As bad as the news might have been in the September account statement from your broker, the best thing to do now is forget it. No one should shift to a new adviser or strategy based on one sad month of performance.
I reached that conclusion after studying the performance of investment newsletters during and after other sharply negative months of past decades. Almost always investors chasing good performance then would have regretted their decisions.
A spectacular illustration of the pattern comes from the market crash of Oct. 1987, which was far worse for US stocks than were the events of Sept. 11 this year. In fact, the combined value of the country's equities fell 22.8 percent in October 1987, versus 9 percent last month.
Nevertheless, as a group, the newsletters that performed the best during October 1987 -- which, on balance, were aggressively bearish -- have been among the poorest performers over the years since.
Consider the top 10 letters from that month, ranked by performance, among those monitored by The Hulbert Financial Digest. Over the next 14 years, those 10 letters have produced an average annualized gain of just 4.5 percent, or just over one-third the 12.9 percent registered by the Wilshire 5000. Even 90-day Treasury bills have done better, at 5.3 percent a year, on average. Now consider the 10 newsletters with the worst performances in Oct. 1987. Six of them have since outperformed the Wilshire 5000. And as a group, those 10 have produced an annualized gain of 10.2 percent, less than that of the Wilshire 5000 but more than double the average return of the 10 best-performing letters that month.
You may object that the results reflect little more than the bull market over most of the last 14 years. Yet the market's performance could well have turned out differently in the wake of 1987's Black Monday. There was no guarantee that stocks would not enter a long-term bear market, and if they had, the pattern might have been different: the newsletters with the best subsequent performances could have been among those with the best gains in Oct. 1987.
But my conclusion still holds. My argument is based on performance over the last 14 years, and bear markets hardly ever last that long. Since 1802, there have been 186 different, though overlapping, 14-year periods, and in fewer than 4 percent of them have stocks failed to produce a positive real return, according Jeremy Siegel, a professor at the Wharton School of the University of Pennsylvania.

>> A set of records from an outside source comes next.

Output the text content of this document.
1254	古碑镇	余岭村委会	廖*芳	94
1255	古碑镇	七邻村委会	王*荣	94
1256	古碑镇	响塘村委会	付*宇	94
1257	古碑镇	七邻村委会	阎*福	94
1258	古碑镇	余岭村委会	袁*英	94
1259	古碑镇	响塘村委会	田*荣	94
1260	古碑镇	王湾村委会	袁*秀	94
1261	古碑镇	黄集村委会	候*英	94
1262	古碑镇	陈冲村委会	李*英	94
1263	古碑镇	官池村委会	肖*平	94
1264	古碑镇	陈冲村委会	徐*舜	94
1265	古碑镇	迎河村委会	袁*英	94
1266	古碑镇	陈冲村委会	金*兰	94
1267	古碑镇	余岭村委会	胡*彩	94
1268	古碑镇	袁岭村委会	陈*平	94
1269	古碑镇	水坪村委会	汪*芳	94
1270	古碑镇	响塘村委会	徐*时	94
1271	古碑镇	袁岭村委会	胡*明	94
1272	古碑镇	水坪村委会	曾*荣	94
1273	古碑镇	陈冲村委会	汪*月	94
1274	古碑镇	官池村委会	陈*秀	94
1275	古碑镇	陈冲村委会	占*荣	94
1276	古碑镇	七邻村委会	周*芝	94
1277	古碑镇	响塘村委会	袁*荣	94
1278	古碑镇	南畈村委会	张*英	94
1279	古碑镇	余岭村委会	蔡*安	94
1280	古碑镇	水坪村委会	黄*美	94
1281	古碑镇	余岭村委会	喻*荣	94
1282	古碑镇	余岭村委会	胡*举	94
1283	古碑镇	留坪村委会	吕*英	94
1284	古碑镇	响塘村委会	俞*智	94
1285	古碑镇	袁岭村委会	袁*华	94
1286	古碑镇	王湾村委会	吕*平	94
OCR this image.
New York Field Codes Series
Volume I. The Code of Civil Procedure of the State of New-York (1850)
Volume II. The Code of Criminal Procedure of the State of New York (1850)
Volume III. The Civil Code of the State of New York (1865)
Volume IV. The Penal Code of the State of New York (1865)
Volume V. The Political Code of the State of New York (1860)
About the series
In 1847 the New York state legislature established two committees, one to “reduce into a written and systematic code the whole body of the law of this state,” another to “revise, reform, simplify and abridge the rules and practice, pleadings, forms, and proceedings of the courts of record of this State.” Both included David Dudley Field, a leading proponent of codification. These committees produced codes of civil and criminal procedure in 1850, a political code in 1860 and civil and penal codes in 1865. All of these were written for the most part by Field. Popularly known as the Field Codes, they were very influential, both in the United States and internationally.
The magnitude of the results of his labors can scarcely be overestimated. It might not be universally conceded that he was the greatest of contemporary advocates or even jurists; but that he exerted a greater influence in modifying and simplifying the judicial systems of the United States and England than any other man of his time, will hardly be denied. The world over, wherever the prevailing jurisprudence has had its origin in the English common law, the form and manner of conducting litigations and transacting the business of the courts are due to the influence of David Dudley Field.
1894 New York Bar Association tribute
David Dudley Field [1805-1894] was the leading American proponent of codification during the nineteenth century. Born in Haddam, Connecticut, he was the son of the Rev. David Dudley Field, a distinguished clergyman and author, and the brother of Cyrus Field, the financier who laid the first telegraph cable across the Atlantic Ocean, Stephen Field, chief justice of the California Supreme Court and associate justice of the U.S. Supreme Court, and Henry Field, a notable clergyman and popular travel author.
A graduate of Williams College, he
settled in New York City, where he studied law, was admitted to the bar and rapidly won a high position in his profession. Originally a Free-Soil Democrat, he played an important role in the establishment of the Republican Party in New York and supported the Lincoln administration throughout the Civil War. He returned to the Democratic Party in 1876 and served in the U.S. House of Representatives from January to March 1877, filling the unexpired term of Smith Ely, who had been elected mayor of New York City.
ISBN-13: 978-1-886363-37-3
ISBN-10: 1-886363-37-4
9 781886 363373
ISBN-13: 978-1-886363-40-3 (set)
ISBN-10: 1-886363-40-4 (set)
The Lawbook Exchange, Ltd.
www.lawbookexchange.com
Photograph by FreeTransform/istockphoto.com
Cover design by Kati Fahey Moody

If the future is like the past, the probability is more than 96 percent that the advisers with the best returns last month, generally market bears, will be poor long-term bets. Even in the unlikely event that stocks decline over the next 14 years, the top performers last month would still be poor bets.
That is because the best advisers over a period as short as one month tend to be those that have incurred the greatest risk. Regardless of the market's overall direction, it is most unlikely that such advisers can make enough money to overcome the huge losses that their high risk inevitably brings when they misstep -- something that even the best advisers do occasionally.
A more intelligent bet is on advisers with the best long-term records. Only when track records are measured over many years does past performance become even a part guide to the future.